The Navy will only fund proposals that are innovative, address R&D and involve technical risk.
PHASE I: Develop a rail material/coating and process approach to manufacture electrically conductive bore materials. Conduct any necessary subscale tests needed to show that the proposed process is suitable for Phase II demonstration. Create sample rail coupons for static or small scale testing and verification, such as coating adhesion, strength, erosion resistance, and conductivity versus temperature from ambient to 500 degrees C.

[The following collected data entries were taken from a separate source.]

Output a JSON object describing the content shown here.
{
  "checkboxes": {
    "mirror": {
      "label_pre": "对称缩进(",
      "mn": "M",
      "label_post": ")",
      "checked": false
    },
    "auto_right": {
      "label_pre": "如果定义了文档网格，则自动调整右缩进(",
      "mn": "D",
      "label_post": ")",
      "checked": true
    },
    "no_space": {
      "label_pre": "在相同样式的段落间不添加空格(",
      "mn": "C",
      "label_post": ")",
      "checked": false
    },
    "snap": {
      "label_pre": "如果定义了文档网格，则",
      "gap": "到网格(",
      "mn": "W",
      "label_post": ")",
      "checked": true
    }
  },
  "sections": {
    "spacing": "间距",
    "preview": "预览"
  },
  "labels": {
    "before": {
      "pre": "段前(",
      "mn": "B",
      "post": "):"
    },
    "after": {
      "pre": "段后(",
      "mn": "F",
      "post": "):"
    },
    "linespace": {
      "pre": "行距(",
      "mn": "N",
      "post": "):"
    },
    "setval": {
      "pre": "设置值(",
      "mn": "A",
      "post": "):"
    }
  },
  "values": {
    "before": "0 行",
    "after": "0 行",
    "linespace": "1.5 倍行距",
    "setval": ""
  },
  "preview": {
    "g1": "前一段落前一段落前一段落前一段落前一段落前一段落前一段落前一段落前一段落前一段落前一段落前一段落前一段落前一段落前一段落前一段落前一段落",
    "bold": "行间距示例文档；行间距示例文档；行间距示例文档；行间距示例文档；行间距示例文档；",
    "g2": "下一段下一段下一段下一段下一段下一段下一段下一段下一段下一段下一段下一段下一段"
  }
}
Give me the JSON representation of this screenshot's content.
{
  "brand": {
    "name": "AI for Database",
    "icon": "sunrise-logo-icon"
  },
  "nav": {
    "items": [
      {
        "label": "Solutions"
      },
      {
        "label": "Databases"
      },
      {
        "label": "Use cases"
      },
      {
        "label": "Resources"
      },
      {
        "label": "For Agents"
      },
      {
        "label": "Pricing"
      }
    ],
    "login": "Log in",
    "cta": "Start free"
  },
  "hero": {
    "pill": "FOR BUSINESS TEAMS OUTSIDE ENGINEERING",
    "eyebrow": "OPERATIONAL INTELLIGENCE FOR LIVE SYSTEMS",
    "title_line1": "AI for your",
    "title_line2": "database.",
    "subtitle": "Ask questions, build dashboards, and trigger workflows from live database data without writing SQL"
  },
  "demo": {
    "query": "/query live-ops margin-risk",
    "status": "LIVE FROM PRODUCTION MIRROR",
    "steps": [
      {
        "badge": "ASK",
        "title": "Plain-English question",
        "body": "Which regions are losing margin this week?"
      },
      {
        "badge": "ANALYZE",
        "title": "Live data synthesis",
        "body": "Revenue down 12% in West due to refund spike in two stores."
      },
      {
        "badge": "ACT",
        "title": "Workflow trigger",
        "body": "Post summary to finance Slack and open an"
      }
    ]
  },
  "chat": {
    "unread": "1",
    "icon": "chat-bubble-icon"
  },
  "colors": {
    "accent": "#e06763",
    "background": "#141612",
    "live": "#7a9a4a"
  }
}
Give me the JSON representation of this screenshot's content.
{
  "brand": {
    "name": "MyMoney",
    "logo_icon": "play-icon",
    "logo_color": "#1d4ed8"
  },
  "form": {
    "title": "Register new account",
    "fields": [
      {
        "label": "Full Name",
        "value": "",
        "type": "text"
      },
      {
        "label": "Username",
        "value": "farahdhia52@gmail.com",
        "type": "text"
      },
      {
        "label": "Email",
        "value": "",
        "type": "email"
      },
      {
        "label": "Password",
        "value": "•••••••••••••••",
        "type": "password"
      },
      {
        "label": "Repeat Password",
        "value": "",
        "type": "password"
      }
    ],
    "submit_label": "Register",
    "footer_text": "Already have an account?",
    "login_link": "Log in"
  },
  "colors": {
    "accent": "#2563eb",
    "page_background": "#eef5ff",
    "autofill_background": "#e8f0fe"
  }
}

PHASE II: Produce samples of electrically conductive rail materials of at least 1 m length that meet the needs of the EM launcher environment. Demonstrate that the material provides the required material property characteristics described above. Further develop and demonstrate the fabrication or joining processes for creating longer sections. Also demonstrate fabrication technology to create non-planar contact surfaces facing the bore. Produce a prototype set of coupons 1.5 m long and of full rail cross section, for testing in a small scale EM launcher. The EM launcher test facility may be provided as a government furnished asset, or via a teaming relationship with other EM launcher test sites. Potential test sites include various scale railguns operated by Universities and Defense contractors. The results of testing may be classified. The Phase II product may become classified.

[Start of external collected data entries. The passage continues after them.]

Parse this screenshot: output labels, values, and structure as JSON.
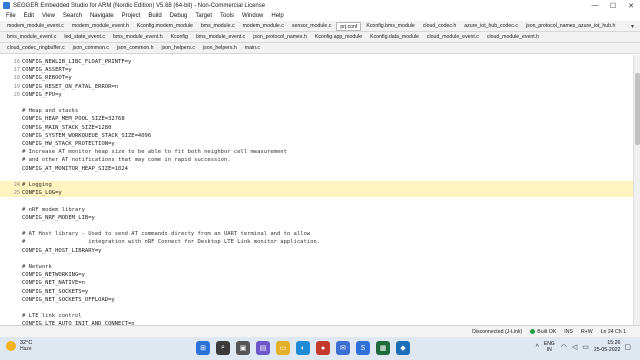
{
  "window": {
    "title": "SEGGER Embedded Studio for ARM (Nordic Edition) V5.68 (64-bit) - Non-Commercial License",
    "controls": {
      "minimize": "—",
      "maximize": "☐",
      "close": "✕"
    }
  },
  "menu": [
    "File",
    "Edit",
    "View",
    "Search",
    "Navigate",
    "Project",
    "Build",
    "Debug",
    "Target",
    "Tools",
    "Window",
    "Help"
  ],
  "tabs": {
    "row1": [
      "modem_module_event.c",
      "modem_module_event.h",
      "Kconfig.modem_module",
      "bms_module.c",
      "modem_module.c",
      "sensor_module.c",
      "prj.conf",
      "Kconfig.bms_module",
      "cloud_codec.h",
      "azure_iot_hub_codec.c",
      "json_protocol_names_azure_iot_hub.h"
    ],
    "row1_active": "prj.conf",
    "row2": [
      "bms_module_event.c",
      "led_state_event.c",
      "bms_module_event.h",
      "Kconfig",
      "bms_module_event.c",
      "json_protocol_names.h",
      "Kconfig.app_module",
      "Kconfig.data_module",
      "cloud_module_event.c",
      "cloud_module_event.h"
    ],
    "row3": [
      "cloud_codec_ringbuffer.c",
      "json_common.c",
      "json_common.h",
      "json_helpers.c",
      "json_helpers.h",
      "main.c"
    ]
  },
  "editor": {
    "lines": [
      {
        "num": "16",
        "text": "CONFIG_NEWLIB_LIBC_FLOAT_PRINTF=y",
        "hl": false
      },
      {
        "num": "17",
        "text": "CONFIG_ASSERT=y",
        "hl": false
      },
      {
        "num": "18",
        "text": "CONFIG_REBOOT=y",
        "hl": false
      },
      {
        "num": "19",
        "text": "CONFIG_RESET_ON_FATAL_ERROR=n",
        "hl": false
      },
      {
        "num": "20",
        "text": "CONFIG_FPU=y",
        "hl": false
      },
      {
        "num": "",
        "text": "",
        "hl": false
      },
      {
        "num": "",
        "text": "# Heap and stacks",
        "hl": false
      },
      {
        "num": "",
        "text": "CONFIG_HEAP_MEM_POOL_SIZE=32768",
        "hl": false
      },
      {
        "num": "",
        "text": "CONFIG_MAIN_STACK_SIZE=1280",
        "hl": false
      },
      {
        "num": "",
        "text": "CONFIG_SYSTEM_WORKQUEUE_STACK_SIZE=4096",
        "hl": false
      },
      {
        "num": "",
        "text": "CONFIG_HW_STACK_PROTECTION=y",
        "hl": false
      },
      {
        "num": "",
        "text": "# Increase AT monitor heap size to be able to fit both neighbor cell measurement",
        "hl": false
      },
      {
        "num": "",
        "text": "# and other AT notifications that may come in rapid succession.",
        "hl": false
      },
      {
        "num": "",
        "text": "CONFIG_AT_MONITOR_HEAP_SIZE=1024",
        "hl": false
      },
      {
        "num": "",
        "text": "",
        "hl": false
      },
      {
        "num": "24",
        "text": "# Logging",
        "hl": true
      },
      {
        "num": "25",
        "text": "CONFIG_LOG=y",
        "hl": true
      },
      {
        "num": "",
        "text": "",
        "hl": false
      },
      {
        "num": "",
        "text": "# nRF modem library",
        "hl": false
      },
      {
        "num": "",
        "text": "CONFIG_NRF_MODEM_LIB=y",
        "hl": false
      },
      {
        "num": "",
        "text": "",
        "hl": false
      },
      {
        "num": "",
        "text": "# AT Host library - Used to send AT commands directy from an UART terminal and to allow",
        "hl": false
      },
      {
        "num": "",
        "text": "#                   integration with nRF Connect for Desktop LTE Link monitor application.",
        "hl": false
      },
      {
        "num": "",
        "text": "CONFIG_AT_HOST_LIBRARY=y",
        "hl": false
      },
      {
        "num": "",
        "text": "",
        "hl": false
      },
      {
        "num": "",
        "text": "# Network",
        "hl": false
      },
      {
        "num": "",
        "text": "CONFIG_NETWORKING=y",
        "hl": false
      },
      {
        "num": "",
        "text": "CONFIG_NET_NATIVE=n",
        "hl": false
      },
      {
        "num": "",
        "text": "CONFIG_NET_SOCKETS=y",
        "hl": false
      },
      {
        "num": "",
        "text": "CONFIG_NET_SOCKETS_OFFLOAD=y",
        "hl": false
      },
      {
        "num": "",
        "text": "",
        "hl": false
      },
      {
        "num": "",
        "text": "# LTE link control",
        "hl": false
      },
      {
        "num": "",
        "text": "CONFIG_LTE_AUTO_INIT_AND_CONNECT=n",
        "hl": false
      }
    ]
  },
  "status": {
    "connection": "Disconnected (J-Link)",
    "build": "Built OK",
    "mode": "INS",
    "rw": "R+W",
    "position": "Ln 24 Ch 1"
  },
  "taskbar": {
    "weather_temp": "32°C",
    "weather_cond": "Haze",
    "lang_top": "ENG",
    "lang_bottom": "IN",
    "time": "15:26",
    "date": "25-05-2022"
  },
  "colors": {
    "highlight_line": "#fff3bf",
    "build_ok": "#1e9e3e",
    "taskbar_bg": "#dfe7f1"
  }
}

PHASE III: Develop full length (7 – 12 meters) rails with final design dimensions in other axes. The materials process developed by the Phase II effort will be applied to Navy railgun proof of concept demonstration and design efforts in the lab as well as industry advanced barrel contractors. Successful rail materials solutions will be transitioned to the ONR EM Railgun INP Program Office for testing within designated laboratories and test facilities as deemed appropriate.